The idea that had come dangerously close to Aubrey's consciousness was the curious notion that people resented acclaiming anybody like themselves. The lucky ones who secured their hurrah became in their eyes no longer normal humans but super-persons about whom they were prepared to believe all manner of mythical grandeurs. The more remarkable and more superior people could make out their heroes to be, the less humility they felt in worshipping them. And since their heroes were creatures in whom they recognized a glorification of their own virtues, the more self-flattering it was to increase this glorification. They were able to worship themselves with abandon in the splendors they attributed to their chosen superiors.

Thus when they started they went the limit, heaping honors and honors upon a man until he became a glittering God-like person. The country at the time of Aubrey's ascent was full of such glittering God-like creatures whose names were continually in people's mouths and in their newspapers. The instinct of inferiority demanding, as always, an outlet in the invention of gods, had found a tireless medium for this hocus-pocus in the press. Great reputations were continually springing up—the newspapers like the half-cynical, half-superstitious priests of the totem era busying themselves with creating towering effigies in clay and smearing them with vermillion paints. These gods whom people busily erected and before whom they busily prostrated themselves were, as always, the awesome deities created in their own image.

There had been a crisis in Aubrey's life when he was caught between a desire to be himself and the desire to be a great clay figure with mysterious totems splashed over it. To be himself he had only to write as he vaguely thought he wanted to write. And to be one of the great figures he had merely to write what he definitely knew would win him the respect of others.

The decision, however, had been taken out of his hands. Aubrey's talent had not been of the sort that has for its parents a hatred of society and a derision of its surfaces. He had, indeed, fancied himself for a short time as desiring to adventure among the doubts and iconoclasms which distinguished the literature he had encountered during his college days. But the fancy had proved no more than an egoistic perversion of the true impulse in him. This, it soon developed, was a desire to impress himself upon people as their superior, not their antithesis.
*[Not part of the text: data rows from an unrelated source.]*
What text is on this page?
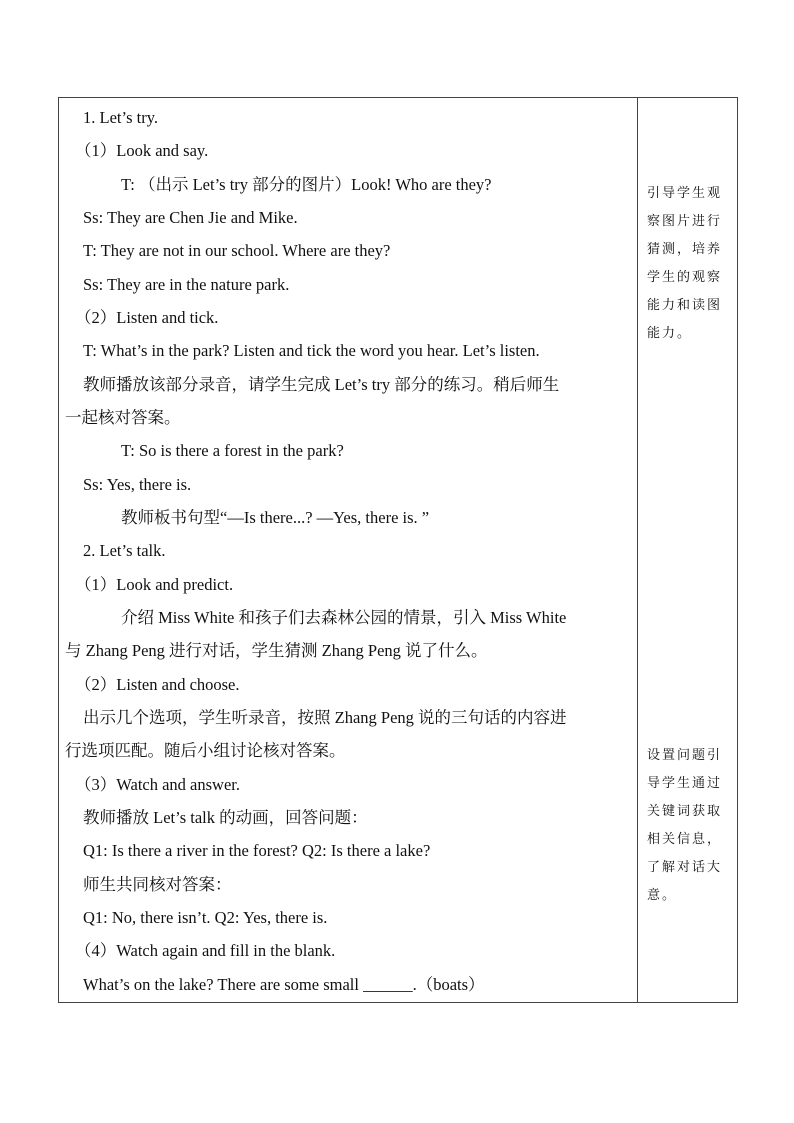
1. Let’s try.
（1）Look and say.
T: （出示 Let’s try 部分的图片）Look! Who are they?
Ss: They are Chen Jie and Mike.
T: They are not in our school. Where are they?
Ss: They are in the nature park.
（2）Listen and tick.
T: What’s in the park? Listen and tick the word you hear. Let’s listen.
教师播放该部分录音，请学生完成 Let’s try 部分的练习。稍后师生
一起核对答案。
T: So is there a forest in the park?
Ss: Yes, there is.
教师板书句型“—Is there...? —Yes, there is. ”
2. Let’s talk.
（1）Look and predict.
介绍 Miss White 和孩子们去森林公园的情景，引入 Miss White
与 Zhang Peng 进行对话，学生猜测 Zhang Peng 说了什么。
（2）Listen and choose.
出示几个选项，学生听录音，按照 Zhang Peng 说的三句话的内容进
行选项匹配。随后小组讨论核对答案。
（3）Watch and answer.
教师播放 Let’s talk 的动画，回答问题：
Q1: Is there a river in the forest? Q2: Is there a lake?
师生共同核对答案：
Q1: No, there isn’t. Q2: Yes, there is.
（4）Watch again and fill in the blank.
What’s on the lake? There are some small ______.（boats）
引导学生观
察图片进行
猜测，培养
学生的观察
能力和读图
能力。
设置问题引
导学生通过
关键词获取
相关信息，
了解对话大
意。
As a result he fell to writing books which carefully avoided the revolt which the dubious spectacle of manners and morality had stirred in him. He concentrated upon crystalizing his day dreams. He turned out tales of deftly virtuous Cinderellas who provokingly withheld their kisses for three hundred pages; of débonnaire Galahads with hearts of gold who, utilizing the current platitudes as an armor and a weapon, emerged in grandiose triumphs with the stubborn virgins thawing deliriously around their necks. Aubrey's tales were popular at once. They were the technically arranged versions of the rigmarole of secret make-believes that went on in his own as well as other people's heads. People read them and quivered with delight. They were tales which like their own daydreams served as an antidote for the puny, unimpressive realities of their lives. Also they were moral, high-minded tales and thus they served as a vindication of the codes, fears, taboos which contributed the puniness to the realities of their lives.

Aubrey's success increased rapidly as he abandoned altogether the pretence of plumbing souls and gave himself whole-heartedly to the creative pleasantries of plumbing the soap-bubble worlds in whose irridescence people found their compensations. At twenty-nine Aubrey was becoming one of the glittering God-like personages in whose worship the public finds outlet for its inferiority mania and simultaneous concealment therefrom.

He had realized this in time and without conscious effort adjusted himself toward the perfections demanded of a personage worthy of receiving the masochistic and self-ennobling salute of the mob. These perfections were simply and easily achieved. One had only to acquiesce, to accept the acclaim of outsiders as a part of one's self and to live one's inner life in a roseate contemplation of this acclaim. One had only to "remember one's public" as he put it himself, and not to disappoint them or antagonize them.